Scientists now know that the algae's bioclock consists of three proteins: KaiA, KaiB and KaiC. In the study published in the journal Current Biology, the researchers discovered that the KaiA and KaiC components act as switches that turn the cell's daytime and nighttime genes on and off. To lock the algae's bioclock into its daylight configuration, they only needed to produce more KaiA by genetically upregulating its expression.
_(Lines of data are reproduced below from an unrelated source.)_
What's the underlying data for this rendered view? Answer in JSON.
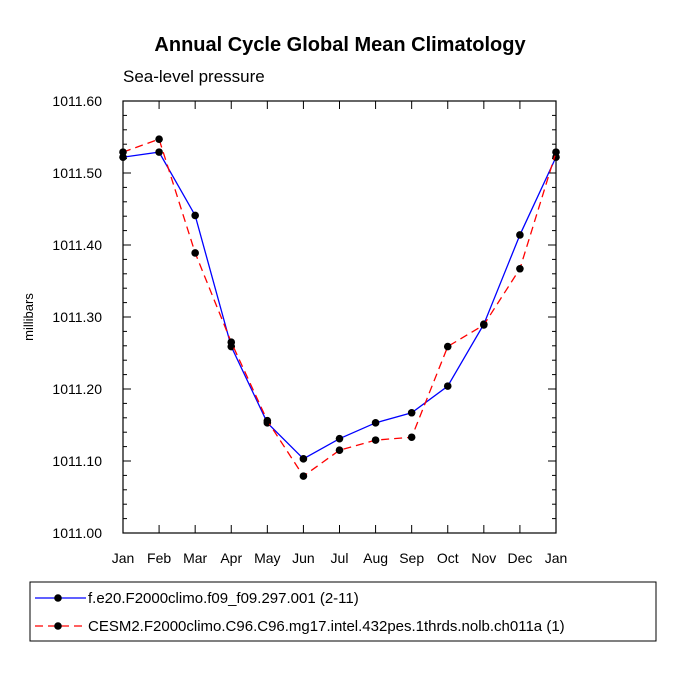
{
  "chart_data": {
    "type": "line",
    "title": "Annual Cycle Global Mean Climatology",
    "subtitle": "Sea-level pressure",
    "xlabel": "",
    "ylabel": "millibars",
    "categories": [
      "Jan",
      "Feb",
      "Mar",
      "Apr",
      "May",
      "Jun",
      "Jul",
      "Aug",
      "Sep",
      "Oct",
      "Nov",
      "Dec",
      "Jan"
    ],
    "ylim": [
      1011.0,
      1011.6
    ],
    "yticks": [
      1011.0,
      1011.1,
      1011.2,
      1011.3,
      1011.4,
      1011.5,
      1011.6
    ],
    "ytick_labels": [
      "1011.00",
      "1011.10",
      "1011.20",
      "1011.30",
      "1011.40",
      "1011.50",
      "1011.60"
    ],
    "grid": false,
    "legend_position": "bottom",
    "series": [
      {
        "name": "f.e20.F2000climo.f09_f09.297.001 (2-11)",
        "color": "#0000ff",
        "dash": "solid",
        "values": [
          1011.522,
          1011.529,
          1011.441,
          1011.259,
          1011.153,
          1011.103,
          1011.131,
          1011.153,
          1011.167,
          1011.204,
          1011.29,
          1011.414,
          1011.522
        ]
      },
      {
        "name": "CESM2.F2000climo.C96.C96.mg17.intel.432pes.1thrds.nolb.ch011a (1)",
        "color": "#ff0000",
        "dash": "dashed",
        "values": [
          1011.529,
          1011.547,
          1011.389,
          1011.265,
          1011.156,
          1011.079,
          1011.115,
          1011.129,
          1011.133,
          1011.259,
          1011.289,
          1011.367,
          1011.529
        ]
      }
    ]
  }
}
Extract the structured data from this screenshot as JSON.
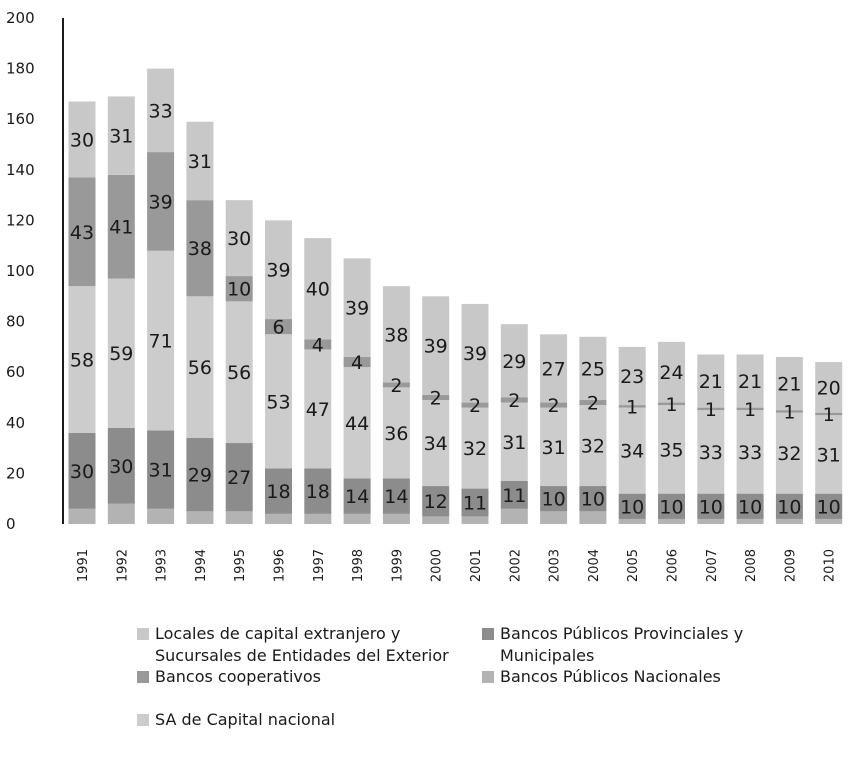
{
  "chart_data": {
    "type": "bar",
    "stacked": true,
    "categories": [
      "1991",
      "1992",
      "1993",
      "1994",
      "1995",
      "1996",
      "1997",
      "1998",
      "1999",
      "2000",
      "2001",
      "2002",
      "2003",
      "2004",
      "2005",
      "2006",
      "2007",
      "2008",
      "2009",
      "2010"
    ],
    "ylim": [
      0,
      200
    ],
    "yticks": [
      "0",
      "20",
      "40",
      "60",
      "80",
      "100",
      "120",
      "140",
      "160",
      "180",
      "200"
    ],
    "series": [
      {
        "name": "Bancos Públicos Nacionales",
        "color": "#b3b3b3",
        "labeled": false,
        "values": [
          6,
          8,
          6,
          5,
          5,
          4,
          4,
          4,
          4,
          3,
          3,
          6,
          5,
          5,
          2,
          2,
          2,
          2,
          2,
          2
        ]
      },
      {
        "name": "Bancos Públicos Provinciales y Municipales",
        "color": "#8c8c8c",
        "labeled": true,
        "values": [
          30,
          30,
          31,
          29,
          27,
          18,
          18,
          14,
          14,
          12,
          11,
          11,
          10,
          10,
          10,
          10,
          10,
          10,
          10,
          10
        ]
      },
      {
        "name": "SA de Capital nacional",
        "color": "#cccccc",
        "labeled": true,
        "values": [
          58,
          59,
          71,
          56,
          56,
          53,
          47,
          44,
          36,
          34,
          32,
          31,
          31,
          32,
          34,
          35,
          33,
          33,
          32,
          31
        ]
      },
      {
        "name": "Bancos cooperativos",
        "color": "#999999",
        "labeled": true,
        "values": [
          43,
          41,
          39,
          38,
          10,
          6,
          4,
          4,
          2,
          2,
          2,
          2,
          2,
          2,
          1,
          1,
          1,
          1,
          1,
          1
        ]
      },
      {
        "name": "Locales de capital extranjero y Sucursales de Entidades del Exterior",
        "color": "#c8c8c8",
        "labeled": true,
        "values": [
          30,
          31,
          33,
          31,
          30,
          39,
          40,
          39,
          38,
          39,
          39,
          29,
          27,
          25,
          23,
          24,
          21,
          21,
          21,
          20
        ]
      }
    ],
    "legend_position": "bottom",
    "title": "",
    "xlabel": "",
    "ylabel": "",
    "grid": false
  },
  "legend": {
    "items": [
      {
        "label_lines": [
          "Locales de capital extranjero y",
          "Sucursales de Entidades del Exterior"
        ],
        "color": "#c8c8c8"
      },
      {
        "label_lines": [
          "Bancos Públicos Provinciales y",
          "Municipales"
        ],
        "color": "#8c8c8c"
      },
      {
        "label_lines": [
          "Bancos cooperativos"
        ],
        "color": "#999999"
      },
      {
        "label_lines": [
          "Bancos Públicos Nacionales"
        ],
        "color": "#b3b3b3"
      },
      {
        "label_lines": [
          "SA de Capital nacional"
        ],
        "color": "#cccccc"
      }
    ]
  }
}
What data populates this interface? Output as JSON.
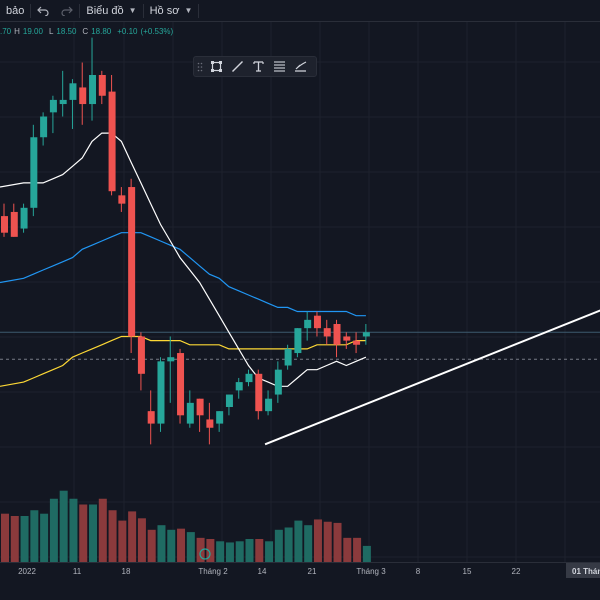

To demonstrate the effect of tricking cyanobacteria's bioclock on its ability to produce commercially important compounds, the researchers inserted a gene for human insulin in some of the cyanobacteria cells, a gene for a fluorescent protein (luciferase) in other cells and a gene for hydrogenase, an enzyme that produces hydrogen gas, in yet others. They found that the cells with the locked clocks produced 200 percent more hydrogenase, 500 percent more insulin and 700 percent more luciferase when grown in constant light than they did when the genes were inserted in cells with normally functioning clocks.